# Seeking video recording of attached Don Giovanni album



## AmiG (8 mo ago)

There had been a professional looking video on YouTube of the attached performance, but it has been removed. I contacted Deutsche Grammaphon and the Berliner Philharmoniker and both deny owning, possessing, or selling the recording. It is my favorite performance by far and I would like to own a copy. There are recordings of other performances with almost the same cast but I do not like them as much. The YouTube performance was not in front of an audience, there were close ups, etc, not a bootleg video.

The link for the YouTube video was:






Leads, suggestions, etc for locating the video would be much appreciated!!!


----------



## Rogerx (Apr 27, 2018)

It is a Sony Video. this is from Amazon


----------



## AmiG (8 mo ago)

Rogerx said:


> It is a Sony Video. this is from Amazon





Rogerx said:


> It is a Sony Video. this is from Amazon


Someone from Deutsche Grammaphon suggested this as an alternative, and said it had a similar, though not identical, cast....? Do you think believe that it is the same performance?


----------



## Rogerx (Apr 27, 2018)

AmiG said:


> Someone from Deutsche Grammaphon suggested this as an alternative, and said it had a similar, though not identical, cast....? Do you think believe that it is the same performance?


Not all the signers are the same. But I am sure it from the same production.
The one I posted is on You Tube, Good Luck .


----------



## AmiG (8 mo ago)

Rogerx said:


> Not all the signers are the same. But I am sure it from the same production.
> The one I posted is on You Tube, Good Luck .


Ok, 



 does appear to be the recording I was looking for, thanks!!! It lacks the English subtitles the other had, but I am happy to have access to it. Thanks so much!


----------



## Rogerx (Apr 27, 2018)

AmiG said:


> Ok,
> 
> 
> 
> does appear to be the recording I was looking for, thanks!!! It lacks the English subtitles the other had, but I am happy to have access to it. Thanks so much!
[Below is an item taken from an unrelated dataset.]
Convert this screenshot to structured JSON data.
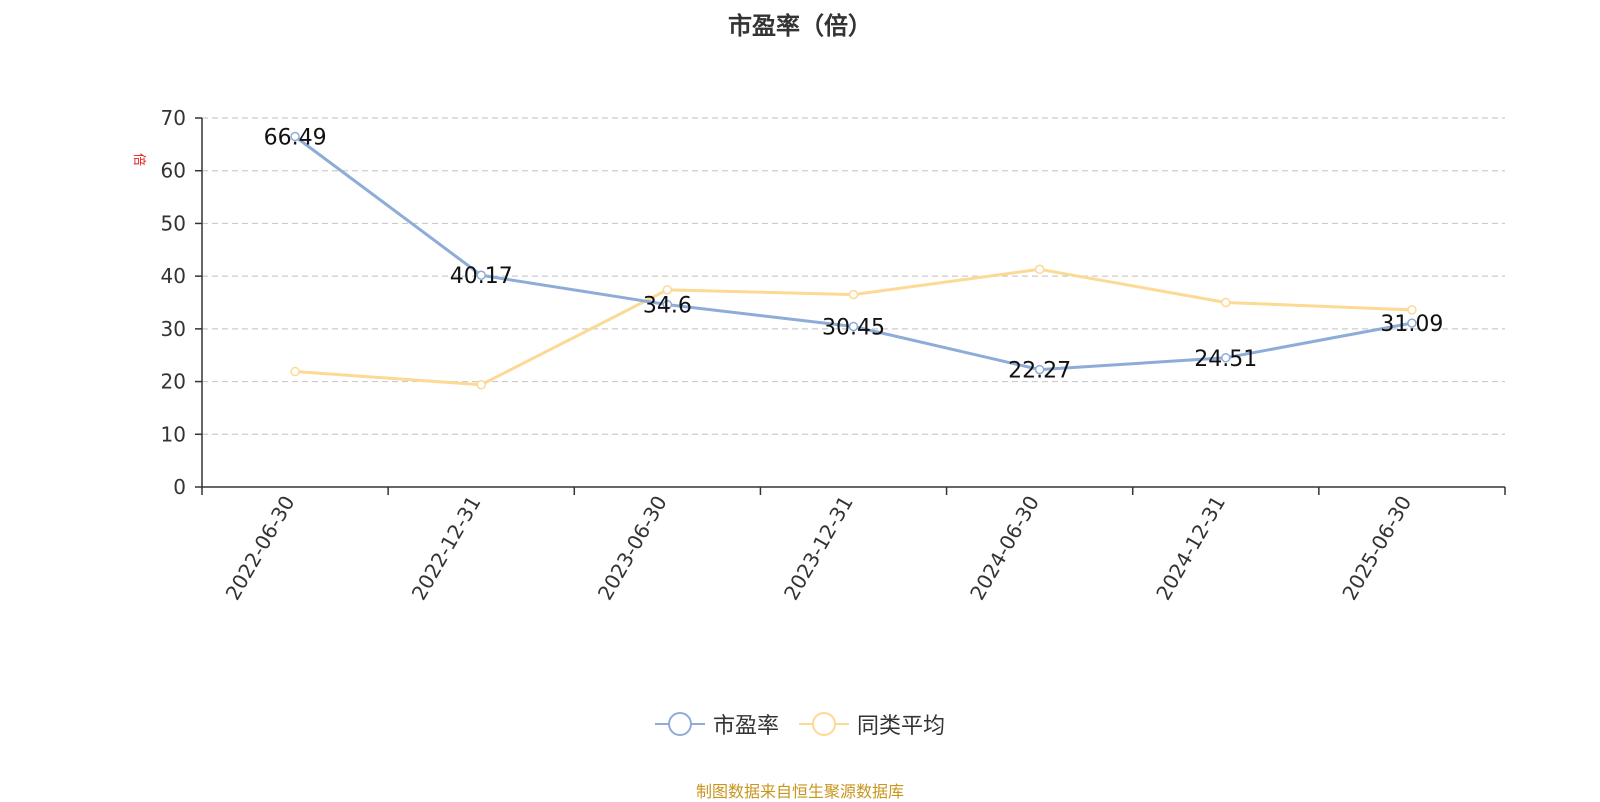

It's sometimes very confusing.....glad all is solved now.


----------



## ClassicalMaestro (Dec 10, 2017)

This is amazing. I was just watching Amadeus last night for the 100th time lol and I was looking up Don Giovanni on itunes.


----------



## The Conte (May 31, 2015)

That recording is due to be remastered/rereleased. Might be worth waiting for it.

N.


----------